Turki Dituduh Melakukan Agresi  dan Ingin Taklukkan Libya
Libyan National Army

Turki Dituduh Melakukan Agresi  dan Ingin Taklukkan Libya

Abdulhadi al-Hweij, Menteri Luar Negeri Pemerintah Libya yang berbasis di Tobruk, menuduh Turki tidak hanya mencampuri urusan dalam negeri Libya, tetapi juga berusaha untuk menaklukkan negara Afrika Utara tersebut.

“Ini bukan campur tangan, tapi agresi oleh Turki. Ini adalah upaya lain  Turki untuk menaklukkan Libya. Kami akan menggunakan semua sarana yang tersedia untuk melindungi wilayah kami dan melibatkan semua warga Libya,” kata al-Hweij saat berbicara kepada wartawan di Moskow pada sela-sela Konferensi Timur Tengah Valdai Discussion Club Senin 17 Februari 2020.

“Kami berharap agresi Turki akan segera berakhir, bahwa konfrontasi bersenjata akan segera berakhir, bahwa ibukota akan dibebaskan, dan bahwa kelompok-kelompok ilegal bersenjata akan dibubarkan,” tambah diplomat itu.
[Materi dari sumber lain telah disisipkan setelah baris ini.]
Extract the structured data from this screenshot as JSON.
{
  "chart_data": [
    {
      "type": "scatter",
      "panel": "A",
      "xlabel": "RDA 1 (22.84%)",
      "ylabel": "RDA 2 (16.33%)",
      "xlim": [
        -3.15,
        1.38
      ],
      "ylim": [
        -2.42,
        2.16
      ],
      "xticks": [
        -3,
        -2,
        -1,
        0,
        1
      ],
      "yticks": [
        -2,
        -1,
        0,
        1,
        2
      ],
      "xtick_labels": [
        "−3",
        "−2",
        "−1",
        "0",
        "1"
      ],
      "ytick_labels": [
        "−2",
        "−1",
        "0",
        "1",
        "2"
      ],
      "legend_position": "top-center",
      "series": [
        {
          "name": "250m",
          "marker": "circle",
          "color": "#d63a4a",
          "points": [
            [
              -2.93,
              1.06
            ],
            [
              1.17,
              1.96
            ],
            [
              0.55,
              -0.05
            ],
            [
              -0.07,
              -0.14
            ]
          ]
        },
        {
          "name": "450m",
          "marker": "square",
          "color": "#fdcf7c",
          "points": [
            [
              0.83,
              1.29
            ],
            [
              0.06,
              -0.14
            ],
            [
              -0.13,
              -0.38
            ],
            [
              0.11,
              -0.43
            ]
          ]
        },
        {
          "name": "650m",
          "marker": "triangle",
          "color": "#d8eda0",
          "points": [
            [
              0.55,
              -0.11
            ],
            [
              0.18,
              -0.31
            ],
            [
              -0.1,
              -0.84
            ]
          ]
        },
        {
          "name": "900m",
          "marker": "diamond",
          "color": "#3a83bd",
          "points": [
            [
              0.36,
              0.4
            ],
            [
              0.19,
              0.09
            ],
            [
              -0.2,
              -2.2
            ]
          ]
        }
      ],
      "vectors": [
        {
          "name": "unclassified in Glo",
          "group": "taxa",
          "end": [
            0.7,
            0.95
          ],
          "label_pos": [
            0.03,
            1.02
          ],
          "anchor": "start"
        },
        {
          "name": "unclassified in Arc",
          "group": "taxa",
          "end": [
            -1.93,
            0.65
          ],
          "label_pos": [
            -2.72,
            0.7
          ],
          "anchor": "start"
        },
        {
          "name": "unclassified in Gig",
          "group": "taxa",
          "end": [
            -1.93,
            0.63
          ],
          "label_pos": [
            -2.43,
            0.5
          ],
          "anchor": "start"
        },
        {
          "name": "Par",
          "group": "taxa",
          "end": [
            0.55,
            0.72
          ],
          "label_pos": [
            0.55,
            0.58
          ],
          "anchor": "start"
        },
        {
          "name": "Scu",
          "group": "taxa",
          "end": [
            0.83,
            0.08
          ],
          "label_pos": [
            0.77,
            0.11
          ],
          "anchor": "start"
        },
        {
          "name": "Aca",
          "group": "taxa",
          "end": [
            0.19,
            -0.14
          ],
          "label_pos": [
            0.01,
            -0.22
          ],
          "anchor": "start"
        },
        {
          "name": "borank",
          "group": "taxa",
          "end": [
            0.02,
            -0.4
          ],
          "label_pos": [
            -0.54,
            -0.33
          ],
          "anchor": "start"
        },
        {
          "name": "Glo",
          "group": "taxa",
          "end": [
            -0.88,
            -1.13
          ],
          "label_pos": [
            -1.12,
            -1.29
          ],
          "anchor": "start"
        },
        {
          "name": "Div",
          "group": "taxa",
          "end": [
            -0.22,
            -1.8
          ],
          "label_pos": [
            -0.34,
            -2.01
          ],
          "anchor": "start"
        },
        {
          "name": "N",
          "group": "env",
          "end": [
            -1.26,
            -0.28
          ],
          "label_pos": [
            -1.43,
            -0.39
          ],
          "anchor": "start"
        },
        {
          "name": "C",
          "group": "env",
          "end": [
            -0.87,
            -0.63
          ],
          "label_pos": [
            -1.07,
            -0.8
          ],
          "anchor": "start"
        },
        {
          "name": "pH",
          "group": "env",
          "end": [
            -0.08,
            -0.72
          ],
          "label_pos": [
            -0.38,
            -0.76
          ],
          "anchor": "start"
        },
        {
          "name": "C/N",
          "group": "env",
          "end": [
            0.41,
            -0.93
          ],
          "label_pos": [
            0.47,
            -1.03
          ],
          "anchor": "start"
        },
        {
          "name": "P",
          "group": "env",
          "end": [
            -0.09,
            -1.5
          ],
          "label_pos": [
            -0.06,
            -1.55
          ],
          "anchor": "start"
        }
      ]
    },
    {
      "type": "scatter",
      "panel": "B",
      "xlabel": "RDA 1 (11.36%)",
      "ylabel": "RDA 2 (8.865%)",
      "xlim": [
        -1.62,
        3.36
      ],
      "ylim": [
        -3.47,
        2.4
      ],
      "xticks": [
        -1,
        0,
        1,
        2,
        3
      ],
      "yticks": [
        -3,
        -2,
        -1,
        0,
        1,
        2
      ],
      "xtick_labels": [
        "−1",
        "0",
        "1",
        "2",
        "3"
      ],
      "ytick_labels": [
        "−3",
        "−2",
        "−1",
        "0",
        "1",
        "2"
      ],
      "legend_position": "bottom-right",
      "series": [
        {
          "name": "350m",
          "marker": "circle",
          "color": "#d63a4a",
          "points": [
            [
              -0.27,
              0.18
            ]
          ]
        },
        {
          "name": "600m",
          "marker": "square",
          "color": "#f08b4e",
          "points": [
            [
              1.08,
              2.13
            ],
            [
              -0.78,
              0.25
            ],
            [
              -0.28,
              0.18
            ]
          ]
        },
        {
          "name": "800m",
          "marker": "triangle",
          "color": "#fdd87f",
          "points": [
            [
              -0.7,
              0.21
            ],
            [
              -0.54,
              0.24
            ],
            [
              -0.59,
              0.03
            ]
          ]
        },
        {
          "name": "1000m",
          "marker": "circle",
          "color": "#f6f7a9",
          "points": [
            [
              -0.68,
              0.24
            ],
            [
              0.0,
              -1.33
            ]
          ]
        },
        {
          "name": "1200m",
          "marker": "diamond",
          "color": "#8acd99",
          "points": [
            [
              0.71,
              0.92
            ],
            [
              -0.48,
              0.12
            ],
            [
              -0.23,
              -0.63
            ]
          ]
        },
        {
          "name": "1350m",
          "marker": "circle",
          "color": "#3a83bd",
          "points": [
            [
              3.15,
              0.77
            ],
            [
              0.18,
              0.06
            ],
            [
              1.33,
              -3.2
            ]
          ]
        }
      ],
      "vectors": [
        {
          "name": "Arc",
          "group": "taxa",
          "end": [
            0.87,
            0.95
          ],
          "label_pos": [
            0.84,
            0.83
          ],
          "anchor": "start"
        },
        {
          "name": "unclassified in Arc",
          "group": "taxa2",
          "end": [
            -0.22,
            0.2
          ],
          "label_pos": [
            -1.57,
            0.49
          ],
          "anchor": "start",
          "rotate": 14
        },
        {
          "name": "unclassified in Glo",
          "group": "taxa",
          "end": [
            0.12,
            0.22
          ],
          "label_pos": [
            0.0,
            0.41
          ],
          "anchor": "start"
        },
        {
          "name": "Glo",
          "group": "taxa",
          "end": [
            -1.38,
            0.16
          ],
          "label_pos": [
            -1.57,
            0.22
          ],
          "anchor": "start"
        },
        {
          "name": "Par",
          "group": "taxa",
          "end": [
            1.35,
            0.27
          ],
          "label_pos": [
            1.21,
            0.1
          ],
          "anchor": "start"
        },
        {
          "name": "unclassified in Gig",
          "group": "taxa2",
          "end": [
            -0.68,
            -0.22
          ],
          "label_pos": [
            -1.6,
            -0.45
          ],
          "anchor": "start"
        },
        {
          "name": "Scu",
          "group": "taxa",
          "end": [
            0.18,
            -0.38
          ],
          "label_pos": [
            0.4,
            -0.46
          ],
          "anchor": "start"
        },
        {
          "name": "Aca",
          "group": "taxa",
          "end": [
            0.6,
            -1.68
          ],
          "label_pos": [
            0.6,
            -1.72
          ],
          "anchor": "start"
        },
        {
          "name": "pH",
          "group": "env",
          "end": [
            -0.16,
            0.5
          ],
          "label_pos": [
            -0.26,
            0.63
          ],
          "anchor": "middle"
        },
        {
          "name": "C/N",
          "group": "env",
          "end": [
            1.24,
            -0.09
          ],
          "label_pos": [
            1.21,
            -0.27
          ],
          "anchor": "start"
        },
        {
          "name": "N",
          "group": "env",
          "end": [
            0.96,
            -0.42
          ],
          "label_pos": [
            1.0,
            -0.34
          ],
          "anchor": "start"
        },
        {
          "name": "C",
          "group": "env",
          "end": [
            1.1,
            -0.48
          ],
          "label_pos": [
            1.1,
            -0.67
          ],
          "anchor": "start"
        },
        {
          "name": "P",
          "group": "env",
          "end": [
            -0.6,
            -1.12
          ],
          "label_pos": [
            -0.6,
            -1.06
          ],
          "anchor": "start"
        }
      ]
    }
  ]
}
Pejabat itu bersumpah bahwa pemerintah yang berbasis di Tobruk akan menggunakan segala cara yang diperlukan untuk menggagalkan upaya Turki untuk menaklukkan negara itu.

Mengomentari  Presiden Turki Recep Tayyip Erdogan yang menyebut perusahaan militer swasta Rusia beroperasi di Libya, al-Hweij mengatakan tuduhan ini salah, dan bahwa Erdogan “kehilangan akal sehatnya.”

Menurut Al-Hweij, pemerintahnya akan siap untuk melakukan pembicaraan damai di Moskow di beberapa titik di masa depan. Pejabat itu mengundang perusahaan-perusahaan Rusia untuk membantu membangun kembali negara itu setelah perdamaian dipulihkan.

“Tidak diragukan lagi, saya menyambut peran Rusia, sebagai kekuatan besar dan anggota tetap Dewan Keamanan PBB, dalam menyelesaikan krisis Libya. Sebuah konferensi tentang keamanan dan perdamaian di Libya dapat berlangsung di Moskow seperti di ibukota lainnya di Eropa dan dunia, “kata al-Hweij.

Libya terperosok dalam perang saudara, setelah gerilyawan yang terinspirasi Arab Springs mengangkat senjata terhadap pemimpin lama Libya Muammar Gaddafi. Dengan bantuan kekuatan udara NATO, para militan mengalahkan dan mengeksekusi Gaddafi dan Libya dengan cepat berubah menjadi negara yang gagal yang penuh dengan milisi, gerombolan penjahat dan kelompok-kelompok teroris.

Sejak itu, dua pemerintah yang bersaing   Pemerintah Kesepakatan Nasional berbasis Tripoli dan pemerintah Tobruk yang didukung Libyan National Army (LNA) telah memantapkan diri mereka dalam persaingan memperebutkan kekuasaan.

Pada 19 Januari, para pejabat dari pemerintah yang bersaing bertemu di Berlin untuk membahas akhir dari konflik, menyepakati gencatan senjata dan kebutuhan untuk memastikan tidak adanya keterlibatan pihak ketiga luar dalam konflik.

Pada  Sabtu, Menteri Luar Negeri Turki Mevlut Cavusoglu menuduh Komandan Libyan National Army Khalifa Haftar terus-menerus melanggar gencatan senjata Libya, dan mengatakan upayanya untuk menyelesaikan konflik dengan cara militer harus dihentikan.

Turki mengirim kontingen penasehat dan instruktur militer ke Libya bulan lalu, bersikeras bahwa kehadiran mereka sah dan berdasarkan kesepakatan dengan Tripoli.